А я был молодого гонора исполнен в те года.
– Вы мне тоже, – ответил я. Не лошадь же они себе купили.
Михалыча перебивать не следовало, я непозволительно снижал важность задуманной процедуры. Он чуть сощурился, и тут же тень пробежала по всем лицам. Но он сдержался и меня не осадил.
– Так вот я и говорю, – продолжил он так же размеренно, – что ты нам годишься, и работай на здоровье. Только у меня к тебе одна просьба: когда будешь заполнять наряды, без меня это не делай, мне видней, кто как работал в этот месяц. Сговорились?
– А я могу тебе отдать их заполнять, если бригада согласна, – ответил я покладисто, – мне это по хую, я распишусь только в конце, а все претензии ребят тогда к тебе.
– Так не пойдет, Мироныч, – снисходительно объяснил мне бригадир, – с тебя начальство глаз не спустит, когда ты деньги станешь нам выписывать, наряды на тебе, я только одним глазом должен глянуть, так посправедливей будет. Ты согласен?
– Не о чем говорить, – сказал я.
– За все хорошее, – сказал Михалыч, поднимая стакан.
Засиживаться я не стал, открытым текстом объяснив, на что я трачу время. Что я именно пишу, я не сказал, мне самому не очень ясно это было. Тем более, сказал Михалыч, и вся бригада дружно засмеялась. С тех пор свою бригаду видел я урывками, хотя являлся каждый день на час-другой, чтоб не застукало местное начальство. Что пересидели хоть по разу они все, я понял еще в ту субботу, а за что именно каждый, мне узнать не удалось, хотя свербило любопытство постоянно. Просто я однажды спросил об этом самого младшего: мол, ты за что? Он мне ответил, улыбаясь во весь рот:
– Любил, Мироныч, я по магазинам походить.
– За это разве садят? – изумился я наивно.
– Я ходил в ночное время, – пояснил мне собеседник.
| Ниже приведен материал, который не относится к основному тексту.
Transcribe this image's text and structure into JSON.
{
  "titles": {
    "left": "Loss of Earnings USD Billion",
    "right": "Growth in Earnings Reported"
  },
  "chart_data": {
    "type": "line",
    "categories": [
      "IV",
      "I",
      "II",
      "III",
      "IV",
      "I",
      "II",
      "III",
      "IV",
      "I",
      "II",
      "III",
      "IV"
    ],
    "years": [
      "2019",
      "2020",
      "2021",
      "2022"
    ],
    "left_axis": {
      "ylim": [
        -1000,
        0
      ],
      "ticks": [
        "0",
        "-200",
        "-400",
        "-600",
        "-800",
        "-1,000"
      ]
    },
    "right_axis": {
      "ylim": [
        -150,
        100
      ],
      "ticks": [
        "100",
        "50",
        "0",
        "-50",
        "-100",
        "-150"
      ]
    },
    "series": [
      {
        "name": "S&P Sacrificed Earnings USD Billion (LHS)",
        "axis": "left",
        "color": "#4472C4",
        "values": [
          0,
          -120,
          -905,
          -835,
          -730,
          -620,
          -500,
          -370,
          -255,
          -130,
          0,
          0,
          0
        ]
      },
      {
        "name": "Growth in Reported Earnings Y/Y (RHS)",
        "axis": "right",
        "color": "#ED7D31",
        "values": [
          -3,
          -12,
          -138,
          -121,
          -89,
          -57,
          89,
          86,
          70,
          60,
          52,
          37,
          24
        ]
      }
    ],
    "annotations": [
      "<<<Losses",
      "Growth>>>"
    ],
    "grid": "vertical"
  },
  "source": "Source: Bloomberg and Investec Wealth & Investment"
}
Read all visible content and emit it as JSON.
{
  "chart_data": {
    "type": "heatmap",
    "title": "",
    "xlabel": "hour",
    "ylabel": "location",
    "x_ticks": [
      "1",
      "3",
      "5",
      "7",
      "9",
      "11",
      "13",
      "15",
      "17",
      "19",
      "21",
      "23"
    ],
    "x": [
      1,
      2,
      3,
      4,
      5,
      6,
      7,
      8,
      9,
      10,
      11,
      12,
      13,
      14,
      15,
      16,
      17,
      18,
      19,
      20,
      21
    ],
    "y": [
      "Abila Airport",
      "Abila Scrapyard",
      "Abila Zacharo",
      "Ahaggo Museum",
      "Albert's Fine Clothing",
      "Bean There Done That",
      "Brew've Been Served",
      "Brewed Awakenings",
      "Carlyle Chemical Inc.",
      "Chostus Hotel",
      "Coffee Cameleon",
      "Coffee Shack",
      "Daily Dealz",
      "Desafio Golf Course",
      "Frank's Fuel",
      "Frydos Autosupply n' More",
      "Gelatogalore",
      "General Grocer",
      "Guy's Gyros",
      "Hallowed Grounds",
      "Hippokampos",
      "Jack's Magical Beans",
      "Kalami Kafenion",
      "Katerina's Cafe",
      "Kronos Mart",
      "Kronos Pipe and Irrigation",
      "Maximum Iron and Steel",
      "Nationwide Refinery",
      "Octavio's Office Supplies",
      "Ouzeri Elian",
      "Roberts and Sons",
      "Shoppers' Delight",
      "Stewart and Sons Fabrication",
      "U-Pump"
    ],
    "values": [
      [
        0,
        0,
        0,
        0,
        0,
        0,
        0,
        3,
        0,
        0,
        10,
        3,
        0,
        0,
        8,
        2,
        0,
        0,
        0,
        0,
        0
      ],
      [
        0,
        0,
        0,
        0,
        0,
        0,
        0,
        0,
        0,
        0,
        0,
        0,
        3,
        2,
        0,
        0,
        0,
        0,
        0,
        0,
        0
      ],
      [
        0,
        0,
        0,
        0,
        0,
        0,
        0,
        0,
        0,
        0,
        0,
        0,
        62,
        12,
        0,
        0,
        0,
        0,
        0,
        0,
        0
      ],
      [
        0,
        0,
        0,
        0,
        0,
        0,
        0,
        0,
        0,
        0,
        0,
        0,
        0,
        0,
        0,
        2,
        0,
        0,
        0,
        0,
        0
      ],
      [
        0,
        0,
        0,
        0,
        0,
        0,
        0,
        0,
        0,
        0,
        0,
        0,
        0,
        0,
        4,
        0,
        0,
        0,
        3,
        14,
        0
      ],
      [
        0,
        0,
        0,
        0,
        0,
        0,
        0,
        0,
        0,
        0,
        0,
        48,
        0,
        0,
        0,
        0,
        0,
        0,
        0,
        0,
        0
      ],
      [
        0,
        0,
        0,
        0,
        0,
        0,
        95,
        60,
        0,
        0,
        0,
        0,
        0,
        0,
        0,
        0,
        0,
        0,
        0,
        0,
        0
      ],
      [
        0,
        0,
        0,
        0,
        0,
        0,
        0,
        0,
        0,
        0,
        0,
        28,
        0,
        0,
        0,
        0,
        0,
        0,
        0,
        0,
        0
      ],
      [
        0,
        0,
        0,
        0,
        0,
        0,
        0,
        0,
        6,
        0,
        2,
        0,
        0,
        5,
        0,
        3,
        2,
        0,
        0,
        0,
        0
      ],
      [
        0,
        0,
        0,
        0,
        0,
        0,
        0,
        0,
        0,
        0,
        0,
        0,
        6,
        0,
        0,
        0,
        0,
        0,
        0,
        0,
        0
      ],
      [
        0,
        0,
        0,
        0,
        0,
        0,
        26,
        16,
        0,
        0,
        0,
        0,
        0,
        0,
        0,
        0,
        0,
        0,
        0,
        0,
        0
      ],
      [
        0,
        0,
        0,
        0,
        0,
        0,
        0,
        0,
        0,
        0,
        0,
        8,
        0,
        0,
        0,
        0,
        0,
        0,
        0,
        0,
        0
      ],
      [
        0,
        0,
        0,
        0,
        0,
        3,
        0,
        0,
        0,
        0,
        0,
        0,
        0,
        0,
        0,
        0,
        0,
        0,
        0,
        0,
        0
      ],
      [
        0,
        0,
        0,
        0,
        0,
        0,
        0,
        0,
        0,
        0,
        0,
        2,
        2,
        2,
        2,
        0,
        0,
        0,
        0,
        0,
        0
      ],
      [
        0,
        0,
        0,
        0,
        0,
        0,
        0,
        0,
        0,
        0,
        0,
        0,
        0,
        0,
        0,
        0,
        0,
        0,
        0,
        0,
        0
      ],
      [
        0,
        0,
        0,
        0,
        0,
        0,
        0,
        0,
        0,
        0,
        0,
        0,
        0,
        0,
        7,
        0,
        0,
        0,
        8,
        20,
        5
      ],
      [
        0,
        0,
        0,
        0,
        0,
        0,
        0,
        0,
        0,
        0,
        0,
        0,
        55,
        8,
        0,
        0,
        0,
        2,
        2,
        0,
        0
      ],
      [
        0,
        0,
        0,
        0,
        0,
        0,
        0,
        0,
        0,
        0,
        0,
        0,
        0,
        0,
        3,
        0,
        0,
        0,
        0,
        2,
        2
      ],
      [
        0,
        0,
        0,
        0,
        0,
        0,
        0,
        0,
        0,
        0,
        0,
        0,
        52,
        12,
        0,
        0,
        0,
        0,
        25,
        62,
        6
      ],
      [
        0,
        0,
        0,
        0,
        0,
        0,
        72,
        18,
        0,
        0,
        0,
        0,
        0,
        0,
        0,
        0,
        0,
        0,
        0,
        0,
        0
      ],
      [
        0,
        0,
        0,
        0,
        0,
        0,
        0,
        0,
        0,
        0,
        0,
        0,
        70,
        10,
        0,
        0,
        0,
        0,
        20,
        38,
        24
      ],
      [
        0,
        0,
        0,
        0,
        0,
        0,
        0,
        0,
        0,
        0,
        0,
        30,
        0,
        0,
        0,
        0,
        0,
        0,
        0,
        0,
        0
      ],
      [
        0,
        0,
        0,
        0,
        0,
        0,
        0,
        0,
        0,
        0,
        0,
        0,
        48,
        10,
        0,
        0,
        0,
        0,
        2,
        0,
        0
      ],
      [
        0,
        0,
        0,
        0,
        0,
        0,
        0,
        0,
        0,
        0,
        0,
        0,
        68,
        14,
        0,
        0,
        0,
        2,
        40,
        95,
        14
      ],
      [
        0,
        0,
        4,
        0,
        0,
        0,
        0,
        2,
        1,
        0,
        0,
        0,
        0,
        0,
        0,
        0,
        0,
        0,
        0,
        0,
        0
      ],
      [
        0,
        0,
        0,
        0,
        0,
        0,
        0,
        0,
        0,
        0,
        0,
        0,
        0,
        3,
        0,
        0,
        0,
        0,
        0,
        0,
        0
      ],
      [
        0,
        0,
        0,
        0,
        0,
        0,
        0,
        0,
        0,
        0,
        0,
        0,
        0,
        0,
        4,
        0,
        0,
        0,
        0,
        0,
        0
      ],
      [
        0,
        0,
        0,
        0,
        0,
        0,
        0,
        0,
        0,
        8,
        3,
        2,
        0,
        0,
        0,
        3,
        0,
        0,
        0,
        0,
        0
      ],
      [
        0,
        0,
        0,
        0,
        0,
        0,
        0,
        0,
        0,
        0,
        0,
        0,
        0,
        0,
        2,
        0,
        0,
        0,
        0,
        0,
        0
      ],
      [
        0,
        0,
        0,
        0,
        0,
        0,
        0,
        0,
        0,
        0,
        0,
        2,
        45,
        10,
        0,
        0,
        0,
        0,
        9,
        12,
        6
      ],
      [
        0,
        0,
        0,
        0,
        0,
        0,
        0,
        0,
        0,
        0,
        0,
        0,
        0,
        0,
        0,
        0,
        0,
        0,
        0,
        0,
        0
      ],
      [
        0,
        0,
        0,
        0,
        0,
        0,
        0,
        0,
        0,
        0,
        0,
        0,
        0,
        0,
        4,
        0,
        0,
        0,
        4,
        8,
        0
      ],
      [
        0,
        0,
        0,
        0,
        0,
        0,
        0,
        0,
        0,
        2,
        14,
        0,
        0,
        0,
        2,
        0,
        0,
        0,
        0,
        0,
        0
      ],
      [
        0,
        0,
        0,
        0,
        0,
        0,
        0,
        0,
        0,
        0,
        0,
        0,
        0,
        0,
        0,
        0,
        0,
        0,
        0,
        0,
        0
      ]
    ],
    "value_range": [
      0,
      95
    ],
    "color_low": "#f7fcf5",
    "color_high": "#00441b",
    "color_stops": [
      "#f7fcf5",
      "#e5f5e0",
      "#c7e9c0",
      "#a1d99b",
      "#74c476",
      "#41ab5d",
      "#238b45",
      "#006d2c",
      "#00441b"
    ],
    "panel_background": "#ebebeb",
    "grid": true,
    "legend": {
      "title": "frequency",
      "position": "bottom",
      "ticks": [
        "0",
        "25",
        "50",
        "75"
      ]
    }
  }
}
А назавтра (или в тот же день) отозвал меня Михалыч в сторону, сказал, что все меня ребята уважают, но расспрашивать, за что они сидели, среди нас не принято, Мироныч, ты ведь не по кадрам и не мент. Сговорились?
– Извини, – ответил я, – не знал и не подумал. Больше не спрошу ни у кого. Вот разве только у тебя, Михалыч, ты прости, уж очень интересно.
– А меня о чем угодно, – сказал Михалыч, – я, видишь ли, Ленина рисовал.
Уже напичканный в те годы всяким самиздатом, я воскликнул, фраер, с радостной наивностью:
– Карикатуры что ли?
Мой Михалыч с омерзением поморщился:
– Какие на хуй карикатуры? Я его на деньгах рисовал.
Из редкостной породы уголовников – он был фальшивомонетчиком, бригадир Михалыч, а отсюда, как мне кажется, проистекала и видимая интеллигентность его облика. Сидел он уже трижды, но срока были недолгие всегда.
– Хороший адвокат? – спросил его немедля я.
Он засмеялся так, что я бы мог обидеться, но любопытный фраер был во мне сильнее гонора.
– Мироныч, – объяснил мне бригадир, – адвокат хорош любой, чтоб денежки носить судье и прокурору, он затем только и нужен. Только не моего изготовления, конечно, денежки. Есть еще вопросы?
У меня их было много, но хватило такта промолчать. А Михалыч после разговора нашего терял порой свою солидность и подмигивал, меня встречая, – мне это было лестно и приятно.
Только вскоре я женился, с разъездной работой надо было заканчивать, и я ушел из дивной той конторы. Вышла, как я уже упоминал, первая толстая книжка, и мгновенно я вкусил сладость авторского чувства. Именно с женитьбой это оказалось связано, точней – со свадьбой.
Недавно мы с женой, гостей не созывая, тихо выпили за тридцать пять лет нашего супружества де-юре, помянув тем самым день, когда ходили в загс. А та же дата нашей близости де-факто праздновалась нами на год раньше, ибо именно ее я полагаю подлинной точкой отсчета, отметку в паспорте считая пустяком и формальностью. И мне жена сказала с чисто женской мудростью, что де-факто – это мой праздник, а ее праздник – де-юре.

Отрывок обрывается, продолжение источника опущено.